Do Nokia and Windows Phone Have Any Hope for 2012?Reading Time: 3 minutes
There were a number of priorities for me at this years CES. One of my top priorities was to better understand Nokia’s strategy for Windows Phone and the US Market. Secondarily to Nokia’s US strategy was Microsoft in general and whether Windows Phone can grow in market share in the US in 2012.
As I have written before, Nokia has again entered the conversation at large, but more importantly, they have become relevant in the US smart phone market. I have expressed my belief that they contain some fundamental strengths, like brand, quality design, and marketing smarts, to at least compete in the US.

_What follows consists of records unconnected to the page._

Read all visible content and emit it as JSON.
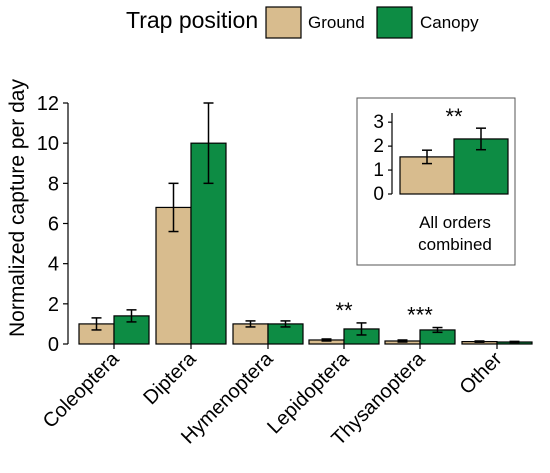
{
  "colors": {
    "ground": "#D8BC8E",
    "canopy": "#0D8C44"
  },
  "chart_data": [
    {
      "type": "bar",
      "ylabel": "Normalized capture per day",
      "ylim": [
        0,
        12
      ],
      "yticks": [
        "0",
        "2",
        "4",
        "6",
        "8",
        "10",
        "12"
      ],
      "legend_title": "Trap position",
      "legend_placement": "top",
      "categories": [
        "Coleoptera",
        "Diptera",
        "Hymenoptera",
        "Lepidoptera",
        "Thysanoptera",
        "Other"
      ],
      "series": [
        {
          "name": "Ground",
          "values": [
            1.0,
            6.8,
            1.0,
            0.2,
            0.15,
            0.12
          ],
          "error": [
            0.3,
            1.2,
            0.15,
            0.05,
            0.05,
            0.03
          ]
        },
        {
          "name": "Canopy",
          "values": [
            1.4,
            10.0,
            1.0,
            0.75,
            0.7,
            0.1
          ],
          "error": [
            0.3,
            2.0,
            0.15,
            0.3,
            0.12,
            0.03
          ]
        }
      ],
      "significance": [
        "",
        "",
        "",
        "**",
        "***",
        ""
      ],
      "grid": false
    },
    {
      "type": "bar",
      "xlabel": "All orders combined",
      "ylim": [
        0,
        3.3
      ],
      "yticks": [
        "0",
        "1",
        "2",
        "3"
      ],
      "series": [
        {
          "name": "Ground",
          "value": 1.55,
          "error": 0.28
        },
        {
          "name": "Canopy",
          "value": 2.3,
          "error": 0.45
        }
      ],
      "significance": "**",
      "placement": "top-right inset"
    }
  ]
}
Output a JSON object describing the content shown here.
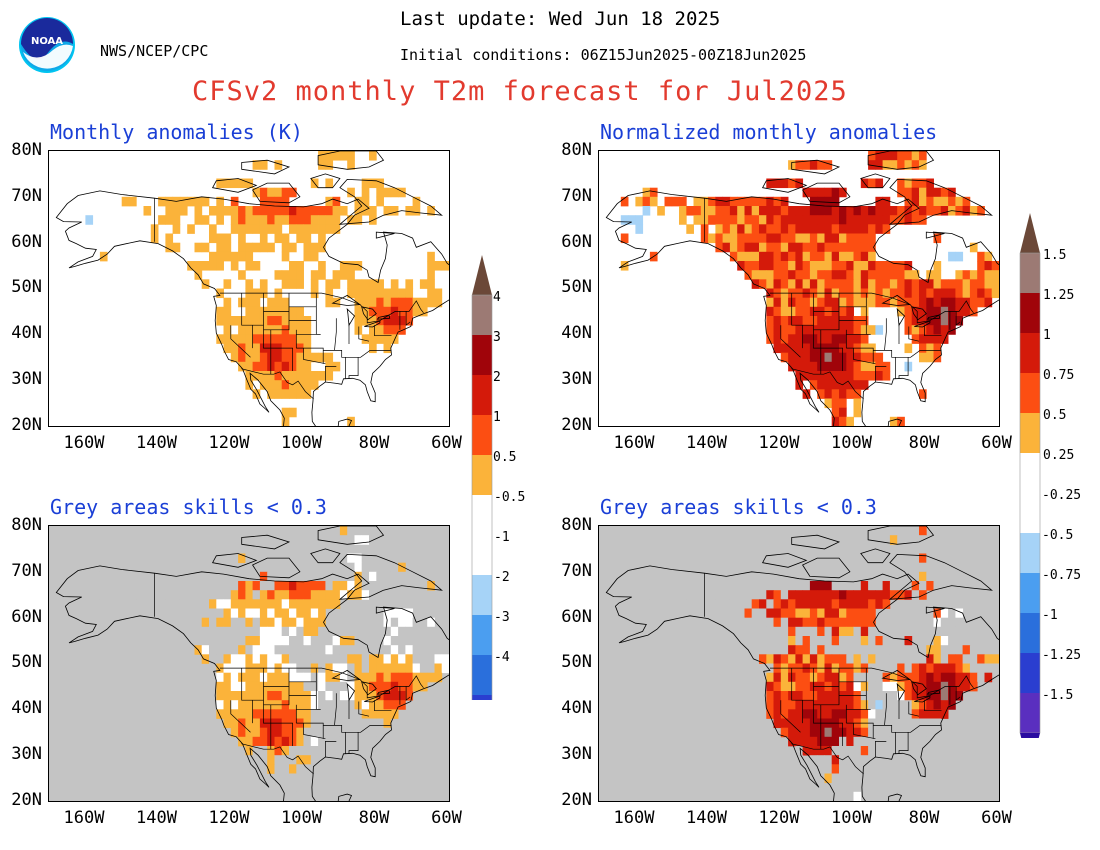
{
  "header": {
    "org_label": "NWS/NCEP/CPC",
    "last_update": "Last update: Wed Jun 18 2025",
    "initial_conditions": "Initial conditions: 06Z15Jun2025-00Z18Jun2025",
    "main_title": "CFSv2 monthly T2m forecast for Jul2025",
    "logo_text": "NOAA"
  },
  "panels": {
    "top_left_title": "Monthly anomalies (K)",
    "top_right_title": "Normalized monthly anomalies",
    "bottom_left_title": "Grey areas skills < 0.3",
    "bottom_right_title": "Grey areas skills < 0.3"
  },
  "axes": {
    "lat_labels": [
      "80N",
      "70N",
      "60N",
      "50N",
      "40N",
      "30N",
      "20N"
    ],
    "lon_labels": [
      "160W",
      "140W",
      "120W",
      "100W",
      "80W",
      "60W"
    ]
  },
  "colorbar_left": {
    "labels": [
      "4",
      "3",
      "2",
      "1",
      "0.5",
      "-0.5",
      "-1",
      "-2",
      "-3",
      "-4"
    ]
  },
  "colorbar_right": {
    "labels": [
      "1.5",
      "1.25",
      "1",
      "0.75",
      "0.5",
      "0.25",
      "-0.25",
      "-0.5",
      "-0.75",
      "-1",
      "-1.25",
      "-1.5"
    ]
  },
  "colors": {
    "title_red": "#e23a2e",
    "panel_blue": "#1a3fd6",
    "skill_grey": "#c4c4c4",
    "pos1": "#fbb33a",
    "pos2": "#fc4e12",
    "pos3": "#d41a0a",
    "pos4": "#a0040a",
    "pos5": "#9c7a74",
    "pos6": "#6b4838",
    "neg1": "#a6d3f7",
    "neg2": "#4b9ef0",
    "neg3": "#2a6fdc",
    "neg4": "#2a3ed0",
    "neg5": "#5a2fbf",
    "neg6": "#2a0ca0"
  }
}
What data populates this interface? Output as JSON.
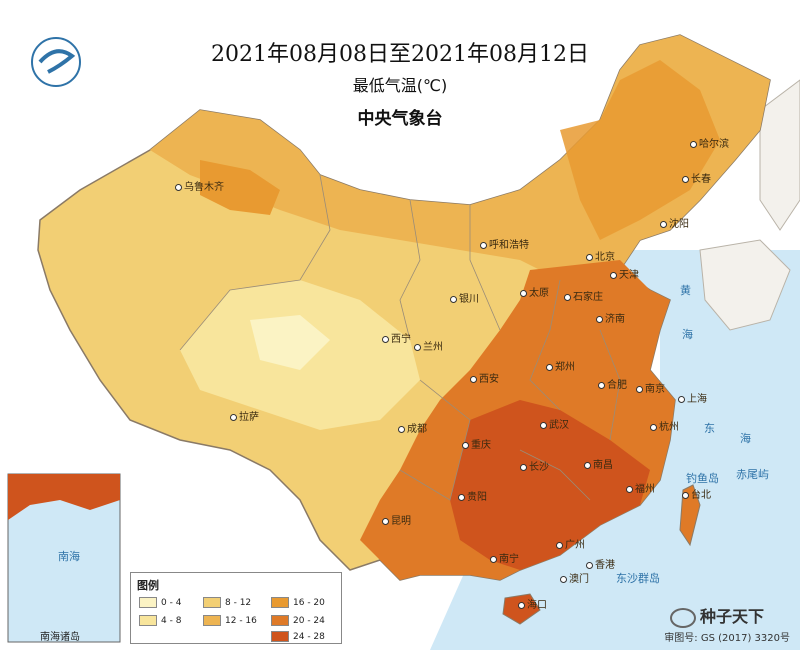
{
  "header": {
    "title": "2021年08月08日至2021年08月12日",
    "subtitle": "最低气温(℃)",
    "agency": "中央气象台"
  },
  "logo": {
    "name": "cma-logo"
  },
  "cities": [
    {
      "name": "乌鲁木齐"
    },
    {
      "name": "哈尔滨"
    },
    {
      "name": "长春"
    },
    {
      "name": "沈阳"
    },
    {
      "name": "呼和浩特"
    },
    {
      "name": "北京"
    },
    {
      "name": "天津"
    },
    {
      "name": "银川"
    },
    {
      "name": "太原"
    },
    {
      "name": "石家庄"
    },
    {
      "name": "济南"
    },
    {
      "name": "西宁"
    },
    {
      "name": "兰州"
    },
    {
      "name": "郑州"
    },
    {
      "name": "西安"
    },
    {
      "name": "合肥"
    },
    {
      "name": "南京"
    },
    {
      "name": "上海"
    },
    {
      "name": "杭州"
    },
    {
      "name": "拉萨"
    },
    {
      "name": "成都"
    },
    {
      "name": "重庆"
    },
    {
      "name": "武汉"
    },
    {
      "name": "长沙"
    },
    {
      "name": "南昌"
    },
    {
      "name": "福州"
    },
    {
      "name": "台北"
    },
    {
      "name": "贵阳"
    },
    {
      "name": "昆明"
    },
    {
      "name": "南宁"
    },
    {
      "name": "广州"
    },
    {
      "name": "香港"
    },
    {
      "name": "澳门"
    },
    {
      "name": "海口"
    }
  ],
  "geo_labels": [
    {
      "text": "黄"
    },
    {
      "text": "海"
    },
    {
      "text": "东"
    },
    {
      "text": "海"
    },
    {
      "text": "钓鱼岛"
    },
    {
      "text": "赤尾屿"
    },
    {
      "text": "东沙群岛"
    },
    {
      "text": "南海"
    }
  ],
  "legend": {
    "title": "图例",
    "items": [
      {
        "range": "0 - 4",
        "color": "#fbf3c4"
      },
      {
        "range": "4 - 8",
        "color": "#f8e59c"
      },
      {
        "range": "8 - 12",
        "color": "#f2cf74"
      },
      {
        "range": "12 - 16",
        "color": "#edb452"
      },
      {
        "range": "16 - 20",
        "color": "#e89a31"
      },
      {
        "range": "20 - 24",
        "color": "#df7a27"
      },
      {
        "range": "24 - 28",
        "color": "#cf541d"
      }
    ]
  },
  "inset": {
    "label": "南海诸岛"
  },
  "review_number": "审图号: GS (2017) 3320号",
  "watermark": "种子天下",
  "colors": {
    "sea": "#cfe8f6",
    "land_outside": "#f3f1ec",
    "border": "#8a7a66"
  }
}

For Nokia, this years CES bore two important and timely US events. The first was that their US presence was solidified when the US sales of their Lumia 710 officially became available at T-Mobile this week. The second was the announcement at this years CES of the Lumia 900 which will come to market on AT&T.
Both products are well designed and the Windows Phone experience is impressive. That being said, Nokia’s and Microsoft’s challenge is primarily convincing consumers that Windows Phone is an OS worth investing in.
I use that terminology because that is exactly what an OS platform is asking consumers to do. Not only invest but allow this most personal device to become a part of their life.
Currently, only a small fraction of consumers are convinced that they should buy into Windows Phone 7 and it will take quite a bit more convincing for most. Nokia and Windows Phone face stiff competition with the army of Android devices and the industry leader in Apple. If anything, Nokia and Windows Phone have a small window of opportunity to rise above what is the Android sea of sameness – but it is only a small window. This is because many more of Android’s core and loyal (on the surface) partners will continue to invest resources in Windows Phone over the next few years. If Microsoft and Nokia are successful the result should be that the market will contain not only a sea of Android devices but of Windows Phone devices as well.
This is why the battle will again turn to differentiation across the board on both the Android and Windows Phone platform. I have previously dared the industry to differentiate and this will need to be the focus going forward.
As I look at where we are right now, it appears that Nokia is faced with an unfortunate dilemma. Nokia now bears the difficult task of not only spending money to develop their brand in the US but to also help Microsoft convince consumers Windows Phone is the right platform for them.
Microsoft is unfortunately not building or investing in the Windows Phone consumer marketing as aggressively as they should on their own. So rather then be able to simply focus on their brand, Nokia must also invest in marketing Windows Phone. This will inevitably help Nokia but also their competitors in the long term.
All of this, however, presents Microsoft with what is the chance of a lifetime and it all relates to Windows 8. The importance of Windows 8 to Microsoft seems to be wildly shrugged off by many. But I believe that if Microsoft does not succeed in creating consumer demand with Windows 8, they will begin to loose OS market share even faster than they are right now.
Windows Phone’s success in 2012 can pave the way for Windows 8. If Microsoft can, at the very least, create some level of interest and ultimately generate demand for Windows Phone, it will almost certainly do the same for Windows 8. This is because once you have gotten used to the user experience of Windows Phone, it creates a seamless transition to the Windows 8 experience.
If Microsoft can generate some level of success for Windows Phone in 2012, it will build a needed level of momentum for Windows 8. Primarily because the Windows Phone and Windows 8 Metro UI are very similar. All of these steps are necessary for Microsoft to not only create demand for their OS platforms but to also create demand for their ecosystem. I have emphasized the importance of the ecosystem in past columns and Microsoft must leverage their assets to create loyal consumers.
So what is my conclusion for 2012? Simply put, and to use a sports analogy, it is a rebuilding year for Microsoft and Nokia. Both companies need to view 2012 as a “laying-a-foundation-for-the-future” year. I do expect Windows Phone and Nokia to grow in market share in the US but I am not sure if we can count on double digit growth. If both companies play their cards right in 2012, then 2013 will present them with the growth opportunities they both desire.